Q. Do you know what was in them? - No, I don't know; but the clothes I know, because I see the men wear the clothes in the house.

Q. Did you lose any thing of your own property, I lost three table cloths, and a great coat of my husband's.

Q. Are they here? - No, nothing here but the property belonging to the sailors, which the black had got on him.


Q. Where do you lodge? - In the last witness's house.

Q. Where was the chest? - In that house, in the kitchen.

Q. What was in the chest that was lost? - Six shirts, and a pair of breeches, and a striped jacket, and a pair of stockings.

Q. Which are the goods that are found? - He took them off the prisoner.

JOSEPH HAYNES sworn.(Produces the goods.)

Q. Where did you get these goods that you produce? - From that man's backside.

Q. You need not be so correct as that. Do you mean that you got them from his person? - Yes.

Q. What besides? - This cap from his head, these two shirts from under the bed where he laid; this handkerchief from his hand that was bloody.

Q. When had you them from him? - Last Wednesday night, about seven o'clock.


Q. Look at this property, and see what is your's? - A pair of cloth trowsers and a cap.

Fernandez. These two shirts and handkerchief are mine.

Q. When did you see them before they were taken? - About three days before.

Q. To Chavaree. Where were these effects left that you lost? - Down in the kitchen, in a chest, and the chest locked.

Q.When did you see them there last before you missed them? - I saw them about three or four days before.

Q. Who had the key of your chest? - I had the key in my pocket on board the ship.

Q. To Antoinette Amelia. Tell us how you connect this with the prisoner at the bar? - The prisoner at the bar was a lodger of mine before, he does not lodge with me not now, he was not a lodger when he robbed the house.

Q. How long before had he left you? - I believe about a week before.

Q. What makes you judge it was he that robbed your house? - When he robbed the house he left a pair of breeches of his own in the house.

Q. Are they brought here? - They are not fit to be seen because he has done his business in them.

Q. What steps did you take when the house was robbed? - I thought he was the person by the breeches that were left behind, and I employed two officers to go and catch him, and they catched him in a public house asleep.

Q.When did you see the goods again? - I see the goods on the prisoner's back when the officers brought him before the justice.


Q. By whom was you applied to, to apprehend this man? - By this lady and this man.

Q. Where did you apprehend him? - I went up into Blue coat fields to a house in the parish of St. George's, by the information of that good man there that had his thumb partly bit off, and we see him there, and took him into possession, and brought him down to the office, but first before we went to the office we went up stairs to his lodgings, where he ran from, and took the prisoner at the bar with me, and found these shirts in the room.

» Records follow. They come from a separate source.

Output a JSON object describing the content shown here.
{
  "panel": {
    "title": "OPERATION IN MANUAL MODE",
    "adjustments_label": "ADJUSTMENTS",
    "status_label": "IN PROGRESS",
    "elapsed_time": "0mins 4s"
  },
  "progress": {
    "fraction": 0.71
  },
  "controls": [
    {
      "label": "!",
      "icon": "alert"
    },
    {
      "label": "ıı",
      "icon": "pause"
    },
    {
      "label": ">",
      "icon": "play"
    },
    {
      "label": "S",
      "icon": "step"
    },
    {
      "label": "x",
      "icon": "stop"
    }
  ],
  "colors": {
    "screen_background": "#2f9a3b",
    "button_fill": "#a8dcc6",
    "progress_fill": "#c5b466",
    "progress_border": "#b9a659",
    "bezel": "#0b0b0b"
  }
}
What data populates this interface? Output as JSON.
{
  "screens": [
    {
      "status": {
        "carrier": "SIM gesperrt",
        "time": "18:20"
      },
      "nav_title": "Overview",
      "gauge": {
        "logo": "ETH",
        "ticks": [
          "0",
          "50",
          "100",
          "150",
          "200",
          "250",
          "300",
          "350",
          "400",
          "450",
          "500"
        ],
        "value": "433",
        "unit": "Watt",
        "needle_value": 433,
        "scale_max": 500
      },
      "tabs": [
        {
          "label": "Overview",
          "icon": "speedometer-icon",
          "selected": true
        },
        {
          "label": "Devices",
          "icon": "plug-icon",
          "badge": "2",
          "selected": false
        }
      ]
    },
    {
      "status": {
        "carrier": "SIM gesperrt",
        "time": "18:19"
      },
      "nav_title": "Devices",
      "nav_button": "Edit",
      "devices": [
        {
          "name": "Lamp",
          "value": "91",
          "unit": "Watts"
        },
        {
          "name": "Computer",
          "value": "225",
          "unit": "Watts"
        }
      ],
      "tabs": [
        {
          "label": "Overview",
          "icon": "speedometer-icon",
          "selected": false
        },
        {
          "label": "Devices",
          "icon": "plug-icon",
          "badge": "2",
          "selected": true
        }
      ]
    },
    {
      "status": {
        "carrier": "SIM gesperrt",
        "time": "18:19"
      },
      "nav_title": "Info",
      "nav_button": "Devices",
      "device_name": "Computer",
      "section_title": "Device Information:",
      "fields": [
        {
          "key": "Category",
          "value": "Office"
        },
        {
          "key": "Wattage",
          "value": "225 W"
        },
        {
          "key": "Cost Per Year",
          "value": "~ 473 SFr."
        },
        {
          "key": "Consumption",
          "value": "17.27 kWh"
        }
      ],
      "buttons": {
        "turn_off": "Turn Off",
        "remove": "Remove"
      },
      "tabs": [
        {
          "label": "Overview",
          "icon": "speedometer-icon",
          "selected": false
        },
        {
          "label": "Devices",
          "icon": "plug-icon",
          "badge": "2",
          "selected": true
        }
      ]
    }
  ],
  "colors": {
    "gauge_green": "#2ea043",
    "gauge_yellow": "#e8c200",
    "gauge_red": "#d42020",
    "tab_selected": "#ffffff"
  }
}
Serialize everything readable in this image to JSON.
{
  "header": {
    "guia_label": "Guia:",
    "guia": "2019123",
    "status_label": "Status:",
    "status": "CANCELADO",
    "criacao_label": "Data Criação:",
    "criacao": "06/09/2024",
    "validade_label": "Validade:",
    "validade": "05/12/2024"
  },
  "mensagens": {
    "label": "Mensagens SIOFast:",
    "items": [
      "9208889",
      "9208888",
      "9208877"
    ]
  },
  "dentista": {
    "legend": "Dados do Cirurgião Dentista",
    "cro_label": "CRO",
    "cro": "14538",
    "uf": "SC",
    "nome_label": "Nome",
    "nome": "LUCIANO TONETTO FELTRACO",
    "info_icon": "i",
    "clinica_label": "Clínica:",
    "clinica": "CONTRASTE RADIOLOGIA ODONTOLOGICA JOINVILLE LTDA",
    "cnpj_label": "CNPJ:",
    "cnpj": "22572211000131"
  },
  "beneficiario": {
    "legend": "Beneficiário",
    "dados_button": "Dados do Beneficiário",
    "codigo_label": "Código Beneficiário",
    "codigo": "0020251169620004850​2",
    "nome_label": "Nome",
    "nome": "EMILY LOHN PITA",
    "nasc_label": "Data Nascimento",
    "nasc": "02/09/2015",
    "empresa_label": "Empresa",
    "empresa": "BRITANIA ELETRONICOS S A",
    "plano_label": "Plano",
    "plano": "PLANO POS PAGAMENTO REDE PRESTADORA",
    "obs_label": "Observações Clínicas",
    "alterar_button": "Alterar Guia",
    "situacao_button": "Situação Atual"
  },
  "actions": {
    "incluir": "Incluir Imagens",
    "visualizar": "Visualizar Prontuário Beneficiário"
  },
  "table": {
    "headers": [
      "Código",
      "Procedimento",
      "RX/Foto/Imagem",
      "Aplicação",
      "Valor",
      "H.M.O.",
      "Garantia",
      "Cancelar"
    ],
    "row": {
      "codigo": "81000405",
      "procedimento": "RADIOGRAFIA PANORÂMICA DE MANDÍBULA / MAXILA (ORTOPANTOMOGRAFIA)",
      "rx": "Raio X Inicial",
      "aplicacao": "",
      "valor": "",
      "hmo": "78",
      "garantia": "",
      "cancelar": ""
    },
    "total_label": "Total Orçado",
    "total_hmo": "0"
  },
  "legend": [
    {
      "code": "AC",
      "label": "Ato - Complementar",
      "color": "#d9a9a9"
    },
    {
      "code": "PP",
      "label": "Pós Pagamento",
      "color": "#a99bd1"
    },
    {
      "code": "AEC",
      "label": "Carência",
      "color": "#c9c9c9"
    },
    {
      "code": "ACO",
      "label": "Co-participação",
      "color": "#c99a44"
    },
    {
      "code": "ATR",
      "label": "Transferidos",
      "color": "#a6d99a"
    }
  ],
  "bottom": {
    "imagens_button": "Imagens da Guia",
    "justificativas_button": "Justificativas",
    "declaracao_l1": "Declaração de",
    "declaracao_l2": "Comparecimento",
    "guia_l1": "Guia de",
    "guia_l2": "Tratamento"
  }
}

Q. You went to the house and found the prisoner at the door? - Yes.

Q. You and the prisoner and all went up stairs - Yes.

Q. Were they check shirts? - Yes, in the Spanish way; he went and sat down on the bed and I took this cap off his head. I took the breeches off his person at the office.

Prisoner. What made I do it, was because to-morrow it will be a week since they stripped me and turned me out of doors.


I was the man that found where he was, when I went up stairs, I found him rolled up in a blanket, and I took the blanket off his head to see whether it was him, and I found it was him, and he got up and knocked me down and bit the top of my thumb off, and I was obliged to go and get assistance.

Prisoner. That man catched hold of me by my throat as I lay asleep. The door I did not break, it was on a latch, and they robbed me of clothes that I gave them five pounds for.

GUILTY . Death . (Aged 50.)

Tried by the first Middlesex Jury before the Lord CHIEF BARON.